- Developer: Gonzalo Suárez Girard
- Publisher: Opera Soft
- Platforms: Amstrad CPC, Amstrad PCW, MS-DOS, ZX Spectrum, MSX
- Release: 1988
- Genre: Platform
- Mode: Single-player

= Goody (video game) =

1988 video game

Goody is a platform game developed by Gonzalo Suárez Girard and released in 1987 by the Spanish company Opera Soft. The game was released for Amstrad CPC, Amstrad PCW, MSX, ZX Spectrum, and for MS-DOS compatible computers.

Goody was the first video game by the Spanish designer Gonzalo Suárez Girard, who went on to make Commandos: Behind Enemy Lines.

==Plot==

Four-color MS-DOS version

As an experienced thief, John Nelson Brainner Stravinsky, known as Goody, has a mission to bust into the Bank of Spain. Equipped with a ladder, Goody explores sewers and city buildings. Along the way, he may collect treasure needed to purchase tools such as dynamite or a drill and to find out the access code to the main vault.
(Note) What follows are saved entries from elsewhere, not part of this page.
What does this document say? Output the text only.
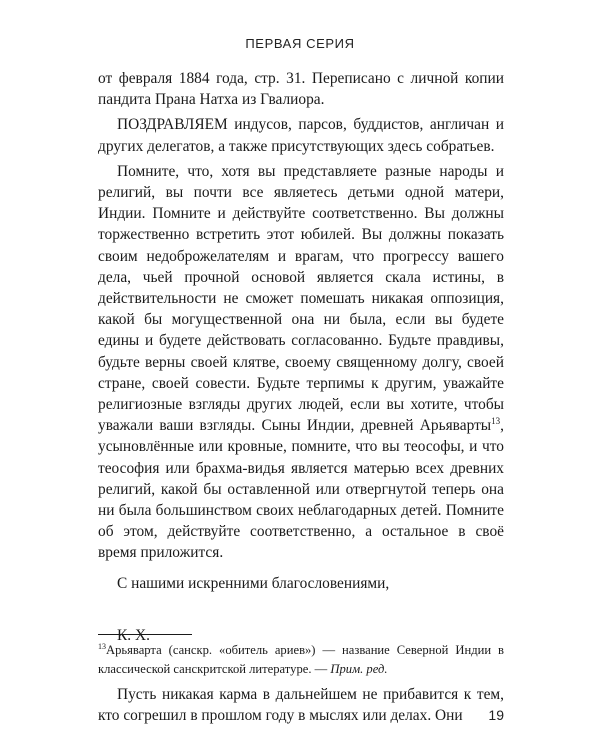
ПЕРВАЯ СЕРИЯ

от февраля 1884 года, стр. 31. Переписано с личной копии пандита Прана Натха из Гвалиора.

ПОЗДРАВЛЯЕМ индусов, парсов, буддистов, англичан и других делегатов, а также присутствующих здесь собратьев.

Помните, что, хотя вы представляете разные народы и религий, вы почти все являетесь детьми одной матери, Индии. Помните и действуйте соответственно. Вы должны торжественно встретить этот юбилей. Вы должны показать своим недоброжелателям и врагам, что прогрессу вашего дела, чьей прочной основой является скала истины, в действительности не сможет помешать никакая оппозиция, какой бы могущественной она ни была, если вы будете едины и будете действовать согласованно. Будьте правдивы, будьте верны своей клятве, своему священному долгу, своей стране, своей совести. Будьте терпимы к другим, уважайте религиозные взгляды других людей, если вы хотите, чтобы уважали ваши взгляды. Сыны Индии, древней Арьяварты$^{13}$, усыновлённые или кровные, помните, что вы теософы, и что теософия или брахма-видья является матерью всех древних религий, какой бы оставленной или отвергнутой теперь она ни была большинством своих неблагодарных детей. Помните об этом, действуйте соответственно, а остальное в своё время приложится.

С нашими искренними благословениями,

К. Х.

Пусть никакая карма в дальнейшем не прибавится к тем, кто согрешил в прошлом году в мыслях или делах. Они

$^{13}$Арьяварта (санскр. «обитель ариев») — название Северной Индии в классической санскритской литературе. — Прим. ред.

19
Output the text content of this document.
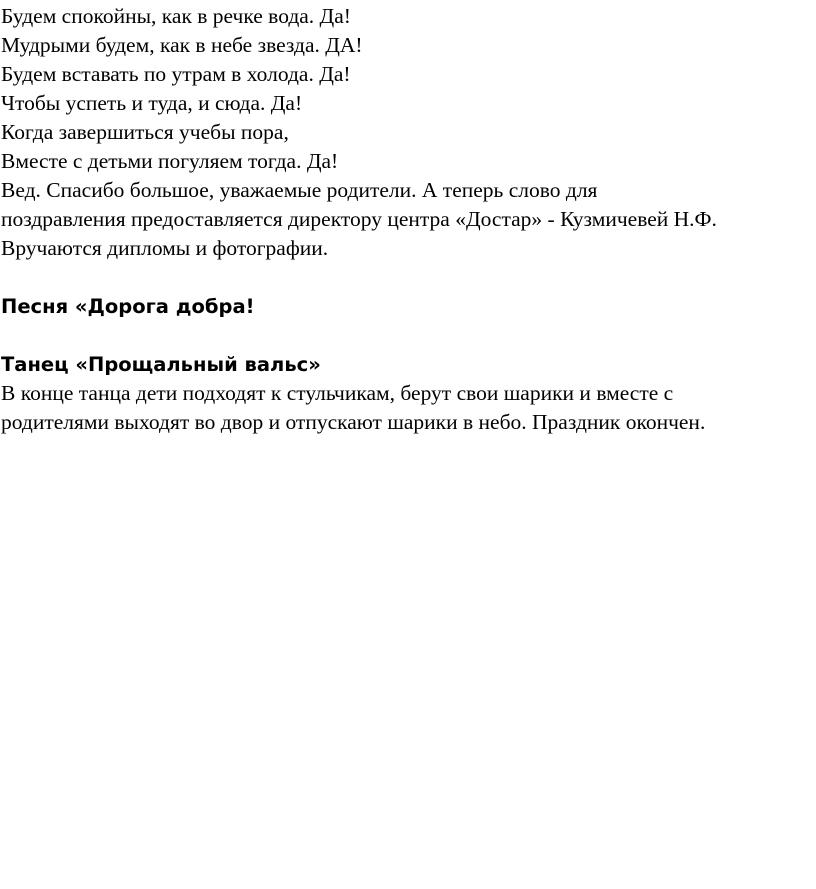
Будем спокойны, как в речке вода. Да!
Мудрыми будем, как в небе звезда. ДА!
Будем вставать по утрам в холода. Да!
Чтобы успеть и туда, и сюда. Да!
Когда завершиться учебы пора,
Вместе с детьми погуляем тогда. Да!
Вед. Спасибо большое, уважаемые родители. А теперь слово для
поздравления предоставляется директору центра «Достар» - Кузмичевей Н.Ф.
Вручаются дипломы и фотографии.
Песня «Дорога добра!
Танец «Прощальный вальс»
В конце танца дети подходят к стульчикам, берут свои шарики и вместе с
родителями выходят во двор и отпускают шарики в небо. Праздник окончен.
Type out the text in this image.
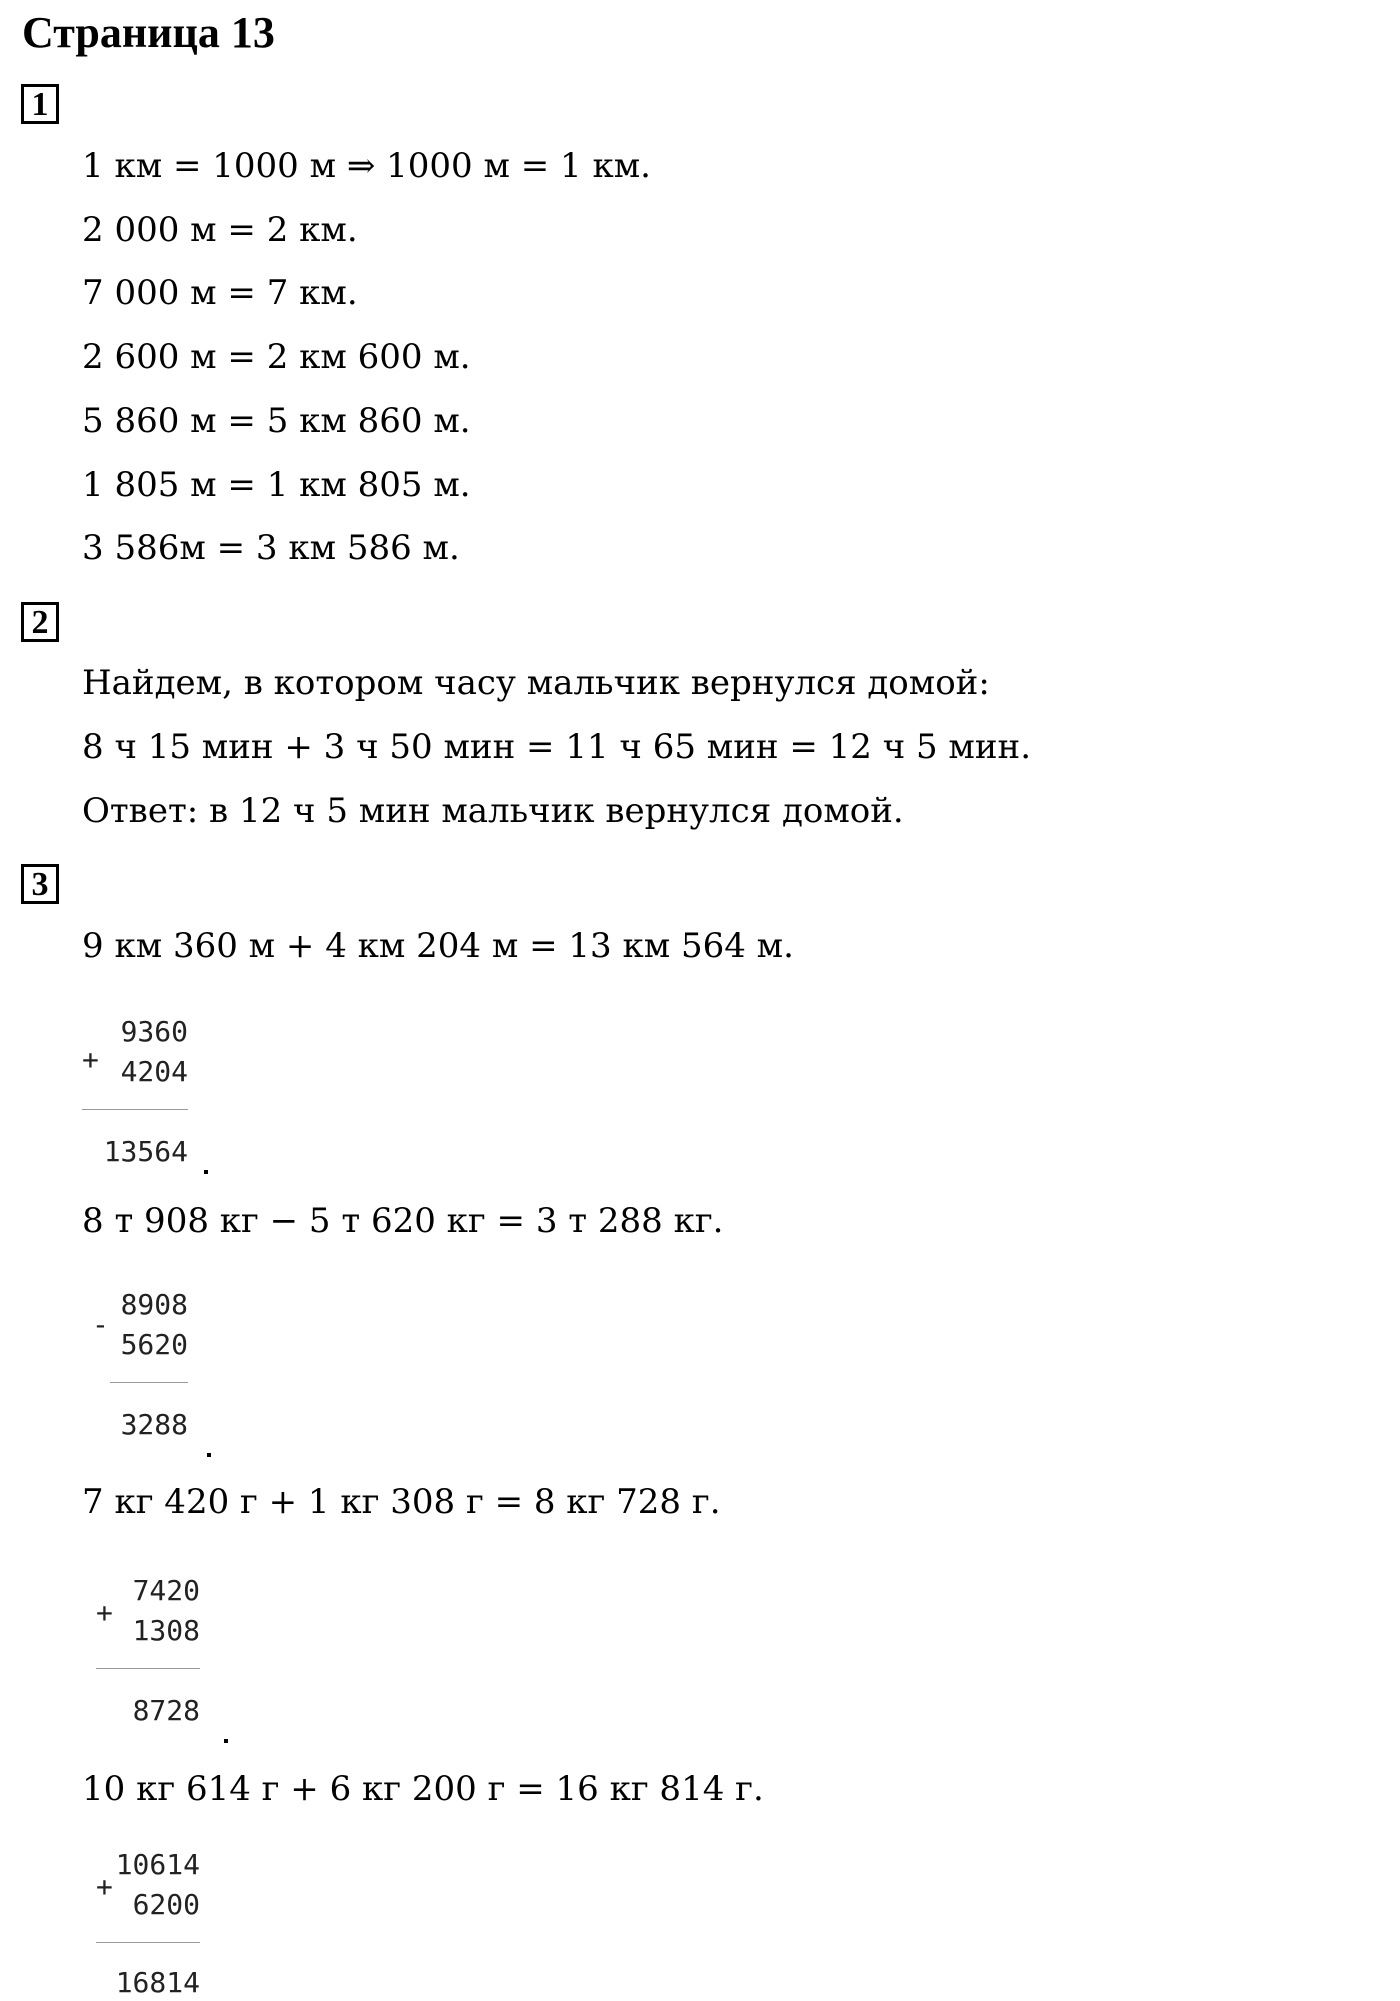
Страница 13
1
1 км = 1000 м ⇒ 1000 м = 1 км.
2 000 м = 2 км.
7 000 м = 7 км.
2 600 м = 2 км 600 м.
5 860 м = 5 км 860 м.
1 805 м = 1 км 805 м.
3 586м = 3 км 586 м.
2
Найдем, в котором часу мальчик вернулся домой:
8 ч 15 мин + 3 ч 50 мин = 11 ч 65 мин = 12 ч 5 мин.
Ответ: в 12 ч 5 мин мальчик вернулся домой.
3
9 км 360 м + 4 км 204 м = 13 км 564 м.
+
9360
4204
13564
8 т 908 кг − 5 т 620 кг = 3 т 288 кг.
-
8908
5620
3288
7 кг 420 г + 1 кг 308 г = 8 кг 728 г.
+
7420
1308
8728
10 кг 614 г + 6 кг 200 г = 16 кг 814 г.
+
10614
6200
16814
Goody has to tackle many objects and enemies that try to stop him, like remote-controlled combat helicopters, vipers, gorillas, ghosts, the policeman Rodríguez and the evil Moon.

==Legacy==
Goody The Remake was released by Coptron Game Studios in 2007 for Microsoft Windows and Linux, and is now also available on Game Jolt.

An isometric spin-off game titled Goody Returns was published by eBrain Mobile in 2007.

Goody was re-released on Steam in March 2023.